A criação do SNS, em 1979, foi uma das grandes vitórias da nossa democracia, com resultados que nos colocam entre os mais avançados do mundo em indicadores estruturais de saúde como a esperança de vida ou a mortalidade infantil.
A esperança de vida média à nascença em Portugal é hoje de 82,7 anos, superando muitos dos países mais desenvolvidos, como a Dinamarca, que tem 82,2 anos, ou os Estados Unidos, com apenas 79,6. Nos tempos saudosos para André Ventura, a esperança de vida era de apenas 68 anos em 1974, o pior indicador da OCDE nessa altura e ao nível atual do Ruanda, da Bolívia ou de Timor-Leste.
Igualmente, a mortalidade infantil passou de 38 crianças por cada mil nascimentos em 1974, para 2,4 em 2024, superando as 3 mortes registadas na Suíça e cerca de metade das 5 dos Estados Unidos. No anterior regime, estávamos ao nível atual do Togo ou da Eritreia, em democracia estamos melhor do que a maioria dos países da OCDE.
É esta história de sucesso que não pode ser destruída em exercícios de arrogância ideológica contra o SNS, na demagogia do fracassado plano de emergência de Luís Montenegro e na permanente fuga de responsabilidades de Ana Paula Martins.
Ainda agora, a emergência com que foi confrontado Marcelo Rebelo de Sousa teve na saúde pública a resposta imediata e eficaz.
Depois da lamúria da herança da governação anterior, tivemos uma explosão da dependência de tarefeiros sem qualquer integração nas equipas médicas, muito menos na cultura das instituições. Em áreas críticas para a confiança no sistema, como a obstetrícia ou a pediatria, instalou-se a sensação de total instabilidade e de falta de capacidade de resposta mínima em regiões como a Grande Lisboa, a Península de Setúbal ou o Algarve.
O SNS tem hoje mais 7 mil médicos do que em 2003, mais 4 mil especialistas e mais 18 mil enfermeiros, mas a sensação generalizada, a perceção, como gostam Montenegro ou Moedas de dizer sobre outros temas, é de calamidade e de um sistema à beira do colapso.
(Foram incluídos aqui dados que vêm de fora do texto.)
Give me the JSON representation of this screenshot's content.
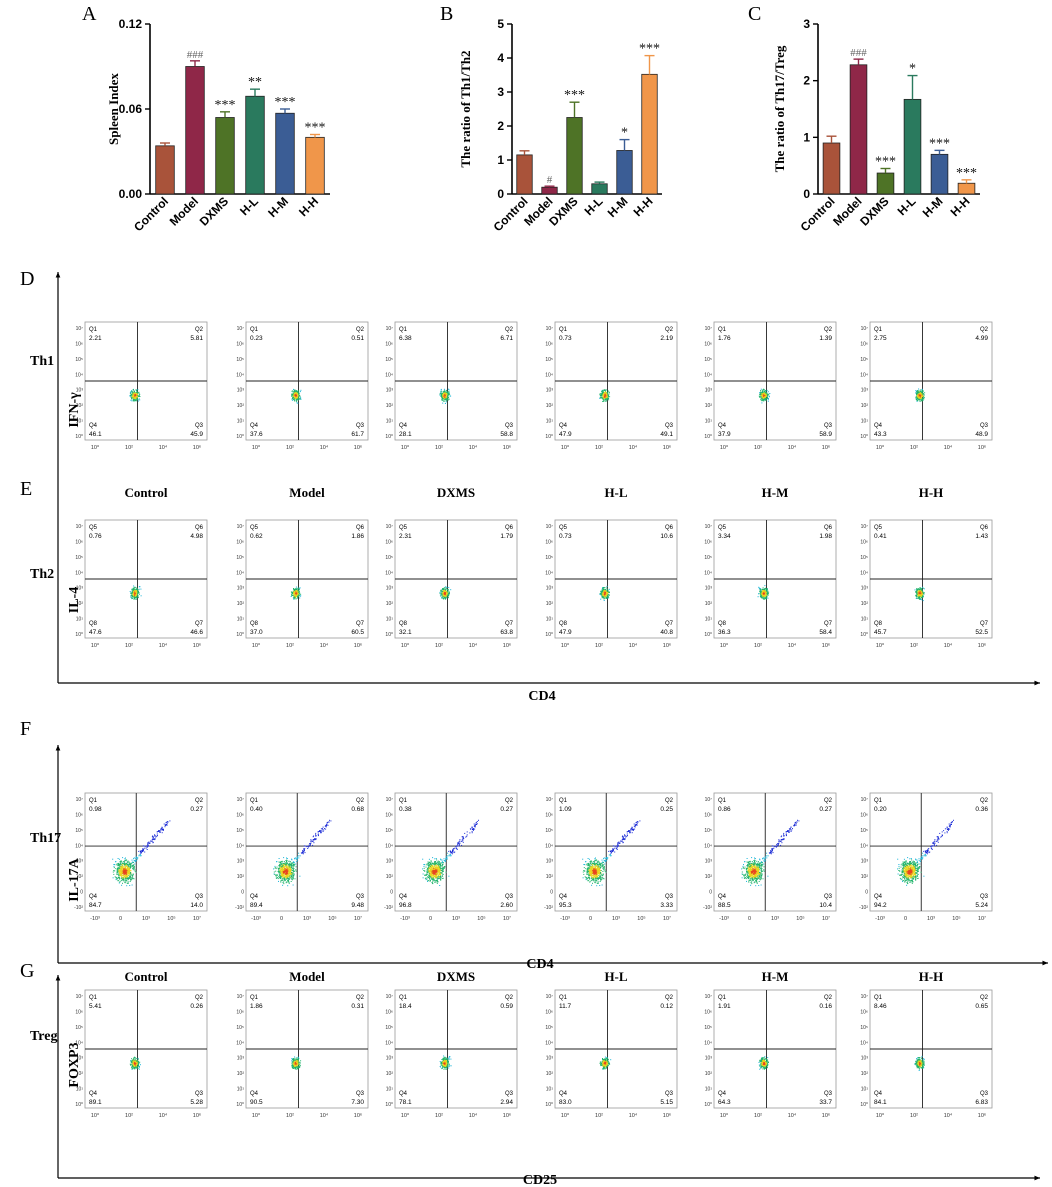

É certo que a rede de saúde privada cresceu para mais de uma centena de unidades hospitalares. O aumento da formação de enfermeiros, que têm entre nós uma atuação mais limitada do que noutros países europeus, levou à emigração aos milhares para destinos como o Reino Unido, a Suíça ou os países do Golfo Pérsico, e o recurso à contratação externa de médicos promoveu que fosse dada prioridade aos rendimentos imediatos, penalizando a longa formação especializada. A acrescer a tudo isto, a bomba-relógio da demografia levará para a reforma nos próximos anos os milhares de médicos formados nos primeiros anos da democracia e que fazem com que 25% da classe médica tenha mais de 65 anos de idade.
Face a esta conjugação de adversidades carecendo de uma resposta estrutural nos planos da atração, formação e retenção de recursos humanos, as respostas de Ana Paula Martins são de uma patética impotência polvilhada de demagogia política rasteira.
Ao fim de dois orçamentos aprovados, 20 meses de governação e sucessivos anúncios falhados, a imigração e a corrupção são agora para o Governo as causas da degenerescência do SNS, com que se tenta criar uma cortina de fumo sobre a incapacidade de gestão de recursos financeiros, humanos e técnicos.
O recente concurso para acesso às especialidades médicas é um último grito de alerta que não terá certamente resposta do justiceiro Carlos Alexandre.
Dos 2375 jovens médicos que frequentaram o internato geral, cerca de 12% (283) nem sequer concorreram a qualquer especialidade, optando de imediato pela rescisão do contrato com o SNS. E das 2331 vagas a concurso, cerca de 20% ficaram desertas por falta de candidatos interessados, com resultados muito preocupantes nas áreas de medicina geral e familiar, que ficou com 229 dos 661 lugares por preencher, medicina interna com 98 dos 204 lugares a ficarem vagos e a saúde pública que não teve candidatos para 23 dos 60 lugares.
Estes resultados, no início de formações longas que demoram entre 4 a 6 anos, é um sinal aterrador para a capacidade de resposta na oferta de médicos de família, no funcionamento das urgências e no acompanhamento de uma eventual nova pandemia.
Face às ameaças das reformas em massa, do apelo financeiro do estrangeiro ou do setor privado e a desmotivação resultante da ideia de caos que se deixou instalar em torno do setor público, eram necessárias respostas ousadas e estruturais para as áreas críticas e não promessas sem credibilidade e ameaças veladas.
Pela incapacidade para enfrentar o desafio da renovação do SNS, e pela arrogância a inventar fantasmas, a ministra Ana Paula Martins tem mais um prémio Laranja Amarga.